I also asked one question: why all those question
s? I was an EU citizen, so I had the right to work here and I had been paying taxes here for nearly 15 years, surely if I was here illegally someone would have noticed by now?

The lady answered that while this was obvious in my case, it might not be obvious in the cases of others. Well, I am then happy to know that my tax money is being well spent on a government official grilling me for over an hour on such important things like the fate of my childhood pet to establish "the obvious fact". And apparently this is not only about EU citizens, I have heard of some British citizen were put through the same ordeal simply because they happened to live abroad for few years…
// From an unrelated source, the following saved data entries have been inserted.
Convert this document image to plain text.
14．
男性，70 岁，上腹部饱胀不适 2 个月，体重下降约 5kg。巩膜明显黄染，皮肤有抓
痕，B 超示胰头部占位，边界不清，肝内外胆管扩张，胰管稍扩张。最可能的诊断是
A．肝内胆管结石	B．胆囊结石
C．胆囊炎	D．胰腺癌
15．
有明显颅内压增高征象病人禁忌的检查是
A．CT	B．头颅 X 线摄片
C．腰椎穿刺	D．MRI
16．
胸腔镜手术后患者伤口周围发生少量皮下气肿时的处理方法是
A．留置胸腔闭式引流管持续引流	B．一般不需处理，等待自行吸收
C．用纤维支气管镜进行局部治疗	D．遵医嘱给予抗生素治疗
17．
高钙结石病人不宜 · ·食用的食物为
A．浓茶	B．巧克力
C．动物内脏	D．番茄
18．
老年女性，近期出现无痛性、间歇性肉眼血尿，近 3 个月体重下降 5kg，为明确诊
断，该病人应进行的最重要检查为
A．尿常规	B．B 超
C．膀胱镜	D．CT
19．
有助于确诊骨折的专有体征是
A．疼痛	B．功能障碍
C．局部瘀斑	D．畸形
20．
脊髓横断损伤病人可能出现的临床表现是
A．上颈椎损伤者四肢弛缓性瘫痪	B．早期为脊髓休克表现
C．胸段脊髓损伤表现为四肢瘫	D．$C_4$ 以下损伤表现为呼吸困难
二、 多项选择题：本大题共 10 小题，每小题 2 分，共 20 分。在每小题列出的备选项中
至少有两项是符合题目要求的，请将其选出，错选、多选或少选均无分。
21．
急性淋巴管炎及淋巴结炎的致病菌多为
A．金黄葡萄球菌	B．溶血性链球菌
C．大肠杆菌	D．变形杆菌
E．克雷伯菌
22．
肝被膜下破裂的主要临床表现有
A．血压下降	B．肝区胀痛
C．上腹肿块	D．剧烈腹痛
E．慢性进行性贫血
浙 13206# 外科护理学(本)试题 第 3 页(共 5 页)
They say that the fate of EU citizens in the UK is to get worse after Brexit. I hardly can imagine how the system can be less friendly towards us, unless Boris Johnson's government is to approve hounding us with Dobermann dogs or publicly stoning people for being  citizens of the EU. My partner has already convinced me that with all Brexit related issues it might be about time to leave the British Isles, now we simply cannot wait to move somewhere else. If we still had our savings, we would probably live in another EU country already, but as, thanks to no fault on our side at all, all we have now is a huge credit card bill and a heavily overdrawn bank account, and so at the moment we cannot really afford to move abroad in search of a new life. But it soon might turn out that we might be without a home in Scotland anyway…

Chapter four: Choose what you need more: money to buy food or roof over your head

As I was writing those words, I received a phone call from my landlord who, after some muddled explanation which didn't really shed any light on her reasons, kindly asked if we can simply drop our benefit claim, as otherwise she would be forced to terminate our tenancy. Apparently, despite being valued tenants, who were never late when paying the rent and who keep the flat nice and tidy, on occasion doing even some minor improvements, the moment we apply for benefits, we would need to leave, as otherwise the landlord would “lose control on her flat”.

I researched this topic, but failed to get any definitive answers on why this could be. Sadly, they have right to get rid of us within a three month's notice, and so, as per yesterday, we've been handed one.

(Since the publication of this  piece earlier on 22nd August, three minor adjustments have been made to the text of the article on the request of its author.)